During spare free moments over the past week I’ve been dipping into the Library of America’s omnibus of one of the grand old men of American musical criticism, Virgil Thomson. My appreciation of his work is mixed. On the one hand I admire his knowledge, his passion for the new music of his time. But on the other, his dry, one-damn-thing-after-another style of writing leaves me cold. Then there was his pettiness in print towards his rival composers; his barbaric view that the worth of a work of musical art was only commensurate with its economic value. Every now and then, however, one finds a surprising and valuable insight.
In a review of a mostly French program with the New York Philharmonic from March 1947, Thomson takes the guest conductor to task for the “Romantic liberties” he permitted himself in interpreting the works of Debussy and Ravel. The performance of the former’s Ibéria, Thomson argued, “sacrificed color to dynamics, and metrics to accent.”

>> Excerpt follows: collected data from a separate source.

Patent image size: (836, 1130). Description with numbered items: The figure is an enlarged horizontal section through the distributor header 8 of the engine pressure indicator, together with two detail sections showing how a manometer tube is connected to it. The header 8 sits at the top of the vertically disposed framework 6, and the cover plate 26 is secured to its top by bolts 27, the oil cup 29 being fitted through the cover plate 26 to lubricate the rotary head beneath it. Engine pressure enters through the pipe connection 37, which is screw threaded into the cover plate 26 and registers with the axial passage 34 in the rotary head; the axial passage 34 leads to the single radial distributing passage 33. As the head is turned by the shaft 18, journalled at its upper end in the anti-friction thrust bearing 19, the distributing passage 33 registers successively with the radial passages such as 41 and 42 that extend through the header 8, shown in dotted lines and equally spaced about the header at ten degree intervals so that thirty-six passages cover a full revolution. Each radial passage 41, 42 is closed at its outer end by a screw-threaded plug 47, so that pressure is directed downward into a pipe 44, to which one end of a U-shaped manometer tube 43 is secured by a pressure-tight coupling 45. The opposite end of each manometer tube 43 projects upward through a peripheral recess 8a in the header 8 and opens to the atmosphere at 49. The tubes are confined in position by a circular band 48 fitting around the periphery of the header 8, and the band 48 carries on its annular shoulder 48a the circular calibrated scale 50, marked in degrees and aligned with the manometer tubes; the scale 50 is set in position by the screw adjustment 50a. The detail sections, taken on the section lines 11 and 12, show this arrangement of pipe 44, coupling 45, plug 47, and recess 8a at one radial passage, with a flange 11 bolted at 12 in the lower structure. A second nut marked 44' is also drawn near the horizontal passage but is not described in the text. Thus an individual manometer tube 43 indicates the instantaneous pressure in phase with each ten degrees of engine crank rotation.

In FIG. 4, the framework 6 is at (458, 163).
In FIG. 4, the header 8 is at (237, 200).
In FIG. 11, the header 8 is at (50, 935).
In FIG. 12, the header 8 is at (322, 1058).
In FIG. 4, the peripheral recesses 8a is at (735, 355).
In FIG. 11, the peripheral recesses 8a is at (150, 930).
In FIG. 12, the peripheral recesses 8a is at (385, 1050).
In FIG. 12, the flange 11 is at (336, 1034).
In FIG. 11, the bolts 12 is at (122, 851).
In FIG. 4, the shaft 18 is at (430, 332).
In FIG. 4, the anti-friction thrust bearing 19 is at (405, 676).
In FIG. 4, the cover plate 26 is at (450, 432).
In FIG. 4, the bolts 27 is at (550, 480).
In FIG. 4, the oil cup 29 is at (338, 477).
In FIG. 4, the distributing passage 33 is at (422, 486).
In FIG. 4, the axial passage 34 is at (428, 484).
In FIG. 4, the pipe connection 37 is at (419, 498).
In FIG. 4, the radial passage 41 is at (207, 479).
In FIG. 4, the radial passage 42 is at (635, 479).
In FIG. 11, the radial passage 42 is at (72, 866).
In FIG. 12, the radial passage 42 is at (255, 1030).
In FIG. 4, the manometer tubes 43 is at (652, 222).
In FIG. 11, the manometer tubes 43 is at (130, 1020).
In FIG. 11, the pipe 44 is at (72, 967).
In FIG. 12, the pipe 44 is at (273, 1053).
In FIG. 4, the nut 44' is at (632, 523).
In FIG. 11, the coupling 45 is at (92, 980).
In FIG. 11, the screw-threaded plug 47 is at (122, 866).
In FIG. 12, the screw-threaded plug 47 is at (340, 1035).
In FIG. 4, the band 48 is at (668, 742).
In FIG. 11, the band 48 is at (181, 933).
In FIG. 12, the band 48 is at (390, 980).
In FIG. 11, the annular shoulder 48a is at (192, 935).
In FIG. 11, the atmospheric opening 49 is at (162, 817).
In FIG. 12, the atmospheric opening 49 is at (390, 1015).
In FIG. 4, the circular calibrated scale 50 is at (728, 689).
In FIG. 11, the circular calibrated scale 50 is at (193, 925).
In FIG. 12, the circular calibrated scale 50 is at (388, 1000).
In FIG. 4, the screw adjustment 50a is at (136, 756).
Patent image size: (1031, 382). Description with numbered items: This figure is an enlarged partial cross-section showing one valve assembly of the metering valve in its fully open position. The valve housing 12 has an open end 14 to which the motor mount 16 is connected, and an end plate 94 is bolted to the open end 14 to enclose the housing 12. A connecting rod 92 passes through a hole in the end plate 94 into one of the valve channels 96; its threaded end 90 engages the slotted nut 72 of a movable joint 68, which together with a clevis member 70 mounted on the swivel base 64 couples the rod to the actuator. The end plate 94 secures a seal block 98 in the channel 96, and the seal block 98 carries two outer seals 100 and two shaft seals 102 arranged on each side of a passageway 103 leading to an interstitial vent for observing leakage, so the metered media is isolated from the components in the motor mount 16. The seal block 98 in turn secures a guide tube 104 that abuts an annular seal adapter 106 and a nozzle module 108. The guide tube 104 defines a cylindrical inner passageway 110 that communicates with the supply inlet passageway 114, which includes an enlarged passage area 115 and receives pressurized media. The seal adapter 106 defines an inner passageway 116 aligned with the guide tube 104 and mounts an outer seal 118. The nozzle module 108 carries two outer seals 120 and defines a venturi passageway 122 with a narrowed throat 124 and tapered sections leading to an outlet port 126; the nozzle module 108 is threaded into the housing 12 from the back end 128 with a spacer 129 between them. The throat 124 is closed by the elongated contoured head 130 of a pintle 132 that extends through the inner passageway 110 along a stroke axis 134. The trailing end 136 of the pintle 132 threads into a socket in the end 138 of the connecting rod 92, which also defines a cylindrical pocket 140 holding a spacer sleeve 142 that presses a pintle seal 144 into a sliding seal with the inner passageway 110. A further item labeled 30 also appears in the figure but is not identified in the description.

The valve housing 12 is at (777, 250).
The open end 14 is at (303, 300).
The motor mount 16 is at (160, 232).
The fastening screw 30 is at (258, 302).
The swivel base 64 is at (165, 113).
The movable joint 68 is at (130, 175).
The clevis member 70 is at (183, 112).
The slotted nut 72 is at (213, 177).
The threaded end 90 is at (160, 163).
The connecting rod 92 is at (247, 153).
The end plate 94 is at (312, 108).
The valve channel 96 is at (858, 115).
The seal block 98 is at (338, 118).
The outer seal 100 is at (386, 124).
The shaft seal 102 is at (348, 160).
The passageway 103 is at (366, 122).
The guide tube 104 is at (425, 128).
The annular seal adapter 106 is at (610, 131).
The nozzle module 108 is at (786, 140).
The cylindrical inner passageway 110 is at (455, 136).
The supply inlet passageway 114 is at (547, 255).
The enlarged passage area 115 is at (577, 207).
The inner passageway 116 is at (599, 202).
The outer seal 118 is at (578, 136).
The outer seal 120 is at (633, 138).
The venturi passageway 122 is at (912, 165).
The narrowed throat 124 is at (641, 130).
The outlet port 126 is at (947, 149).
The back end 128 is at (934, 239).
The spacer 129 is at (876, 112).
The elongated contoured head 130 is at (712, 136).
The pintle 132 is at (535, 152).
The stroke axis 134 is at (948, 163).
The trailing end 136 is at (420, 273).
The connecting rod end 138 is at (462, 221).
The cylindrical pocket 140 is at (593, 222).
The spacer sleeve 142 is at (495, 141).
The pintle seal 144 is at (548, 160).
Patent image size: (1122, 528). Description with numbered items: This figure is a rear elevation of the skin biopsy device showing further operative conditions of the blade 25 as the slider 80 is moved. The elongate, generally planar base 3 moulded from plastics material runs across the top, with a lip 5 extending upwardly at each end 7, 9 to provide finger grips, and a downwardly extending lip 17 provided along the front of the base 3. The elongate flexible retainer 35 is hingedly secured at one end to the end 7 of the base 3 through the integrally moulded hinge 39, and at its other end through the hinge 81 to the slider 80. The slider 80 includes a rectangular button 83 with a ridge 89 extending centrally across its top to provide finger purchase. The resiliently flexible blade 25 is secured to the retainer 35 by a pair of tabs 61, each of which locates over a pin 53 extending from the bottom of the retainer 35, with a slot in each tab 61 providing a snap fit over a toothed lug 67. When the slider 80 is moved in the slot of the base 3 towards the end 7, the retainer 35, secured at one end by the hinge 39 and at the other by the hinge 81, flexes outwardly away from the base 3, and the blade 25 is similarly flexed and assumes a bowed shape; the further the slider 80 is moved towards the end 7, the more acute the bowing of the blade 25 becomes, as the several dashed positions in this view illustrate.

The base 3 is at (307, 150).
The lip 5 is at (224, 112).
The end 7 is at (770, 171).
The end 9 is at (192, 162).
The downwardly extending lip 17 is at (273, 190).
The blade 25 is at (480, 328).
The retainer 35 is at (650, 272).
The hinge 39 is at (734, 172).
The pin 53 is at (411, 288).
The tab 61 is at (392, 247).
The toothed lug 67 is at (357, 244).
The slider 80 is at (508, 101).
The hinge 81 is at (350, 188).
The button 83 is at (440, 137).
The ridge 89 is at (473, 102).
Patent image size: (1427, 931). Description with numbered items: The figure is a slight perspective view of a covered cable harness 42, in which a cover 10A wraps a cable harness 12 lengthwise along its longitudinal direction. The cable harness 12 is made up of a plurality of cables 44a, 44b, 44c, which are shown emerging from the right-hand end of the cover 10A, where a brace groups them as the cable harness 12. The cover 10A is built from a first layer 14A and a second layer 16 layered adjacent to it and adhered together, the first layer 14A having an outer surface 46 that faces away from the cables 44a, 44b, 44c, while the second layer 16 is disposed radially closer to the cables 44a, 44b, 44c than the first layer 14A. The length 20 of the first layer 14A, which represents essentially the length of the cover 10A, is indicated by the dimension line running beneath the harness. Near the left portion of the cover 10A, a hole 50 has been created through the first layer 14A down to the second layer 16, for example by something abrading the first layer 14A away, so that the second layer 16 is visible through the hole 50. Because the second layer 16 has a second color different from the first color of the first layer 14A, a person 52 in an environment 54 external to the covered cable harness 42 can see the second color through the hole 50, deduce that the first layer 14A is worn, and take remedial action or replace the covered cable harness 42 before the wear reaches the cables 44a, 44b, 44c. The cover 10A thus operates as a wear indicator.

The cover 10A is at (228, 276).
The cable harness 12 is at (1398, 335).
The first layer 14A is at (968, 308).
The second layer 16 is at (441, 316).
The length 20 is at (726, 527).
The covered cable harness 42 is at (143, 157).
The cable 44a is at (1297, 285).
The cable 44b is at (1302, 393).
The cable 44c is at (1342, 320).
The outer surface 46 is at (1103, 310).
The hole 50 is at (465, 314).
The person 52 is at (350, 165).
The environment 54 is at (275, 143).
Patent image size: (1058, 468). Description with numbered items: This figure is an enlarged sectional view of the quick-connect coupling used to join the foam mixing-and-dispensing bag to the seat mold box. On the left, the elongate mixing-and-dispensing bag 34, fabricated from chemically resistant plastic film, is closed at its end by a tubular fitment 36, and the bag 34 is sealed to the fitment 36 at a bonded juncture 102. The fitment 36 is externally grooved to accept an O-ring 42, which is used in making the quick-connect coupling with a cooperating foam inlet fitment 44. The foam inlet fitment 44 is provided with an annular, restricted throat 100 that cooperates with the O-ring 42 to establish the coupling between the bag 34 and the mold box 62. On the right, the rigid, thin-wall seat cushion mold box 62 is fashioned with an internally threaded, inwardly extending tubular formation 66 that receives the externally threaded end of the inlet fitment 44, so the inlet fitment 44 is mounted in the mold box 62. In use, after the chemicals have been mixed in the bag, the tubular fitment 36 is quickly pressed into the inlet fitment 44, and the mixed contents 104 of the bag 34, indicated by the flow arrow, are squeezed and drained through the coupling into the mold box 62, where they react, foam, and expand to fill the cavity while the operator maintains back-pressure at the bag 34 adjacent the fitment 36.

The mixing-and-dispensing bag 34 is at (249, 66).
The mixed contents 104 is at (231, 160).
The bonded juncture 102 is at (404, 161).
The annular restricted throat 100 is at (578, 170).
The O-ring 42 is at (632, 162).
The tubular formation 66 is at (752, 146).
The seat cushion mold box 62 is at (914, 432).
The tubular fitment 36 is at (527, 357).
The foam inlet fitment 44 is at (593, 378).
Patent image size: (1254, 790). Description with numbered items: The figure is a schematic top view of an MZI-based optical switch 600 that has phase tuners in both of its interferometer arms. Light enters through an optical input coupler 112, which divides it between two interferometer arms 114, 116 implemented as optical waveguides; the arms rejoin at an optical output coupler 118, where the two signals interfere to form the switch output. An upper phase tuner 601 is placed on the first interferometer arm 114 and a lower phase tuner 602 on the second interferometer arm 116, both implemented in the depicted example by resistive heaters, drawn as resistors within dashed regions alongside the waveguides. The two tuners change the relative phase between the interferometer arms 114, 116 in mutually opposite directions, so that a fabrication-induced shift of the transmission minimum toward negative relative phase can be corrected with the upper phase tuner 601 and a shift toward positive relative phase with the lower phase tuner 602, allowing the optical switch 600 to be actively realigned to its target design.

“This was all disappointing from a conductor who has been both a first-class musician and a Frenchman long enough to know better,” the review continued.
It is remarkable enough that the conductor coming under Thomson’s withering criticism was none other than Charles Munch, whose stylish recordings are considered models of French orchestral performance. But even more remarkable was the conductor whom Thomson praised as Munch’s superior in the rendering of French music: Wilhelm Furtwängler.
“[Munch] certainly plays French music better than any of the German conductors now working in Germany,” Thomson opined. “Though many a German not now working in Germany, Furtwängler included*, has had a sounder understanding of the French Impressionist style.”
This opinion wasn’t an anomaly in Thomson’s critiques. Elsewhere in the collection, one finds other instances of the critic’s high regard for Furtwängler’s performances of French music; at one point ranking his excellence in this repertoire alongside that of Pierre Monteux’s, referring to them both as “magical.”
The German conductor is, of course, famous for his recordings of Austro-German music. However, his surviving discography hardly suggests the breadth of his repertoire, which even in his late years included Bartók (tapes of a Swiss broadcast of the Concerto for Orchestra existed at some point, but were destroyed), Korngold, and Shostakovich. Nor does it suggest the affinity he apparently did feel for Debussy, whom he regarded as a “modern Schumann.” This is borne out in his notebooks, even if his esteem for the composer is at times mingled with personal misgivings.
In his blistering (and, frankly, jealous) critique of a Toscanini concert in Berlin, Furtwängler’s most passionate outburst against his rival is reserved not for his performances of Haydn and Beethoven, but for his rendering of Debussy’s La mer.
“[Toscanini’s] even, primitive, and unintellectual manner so consistently, and with such a naïve lack of awareness, ignored Debussy’s sensitive tonal language, that one could only wonder why he performed the work at all,” Furtwängler jotted down in a notebook entry from 1930.
Unfortunately, little evidence remains of Furtwängler’s persuasiveness in the French repertoire. Yet what is extant does appear to corroborate Thomson’s opinions.
A live Berlin Philharmonic performance in Italy of the first two movements of Debussy’s Nocturnes is among these precious few testimonials. One would think that the dark and sometimes rough blend typical of Furtwängler’s sound would have been a poor fit for Debussy. Instead, the results are startlingly revelatory. Rarely does one hear the sense of gauzy, pregnant mystery, the dazzling juxtapositions in tone color in “Nuages” and “Fêtes” that one finds here. Debussy’s smoky part writing seamlessly wends before the listener, emerging from the darkness before it nearly imperceptibly retreats into it again. The effect is almost that of a music permanently imprinted into the air, only awaiting the moment for a listener to step in momentarily to draw it in. Whereas so many contemporary orchestral performances of Debussy renders his art into staid prose, here his music is delivered as the hushed, ecstatic poetry it certainly must be.
“The Germans are rather messy when they play their own music,” Thomson wrote in another review earlier in the 1940s. “Some are excellent with French music; Furtwängler, for instance.” Listening to this Debussy broadcast, one can only agree—and deeply regret the typecasting that the conductor was subjected to by EMI and Deutsche Grammophon.
(*: When Thomson wrote this review in 1947, a number of Germany’s most famous conductors had still not been able to resume their public careers pending the outcomes of their respective de-Nazification tribunals.)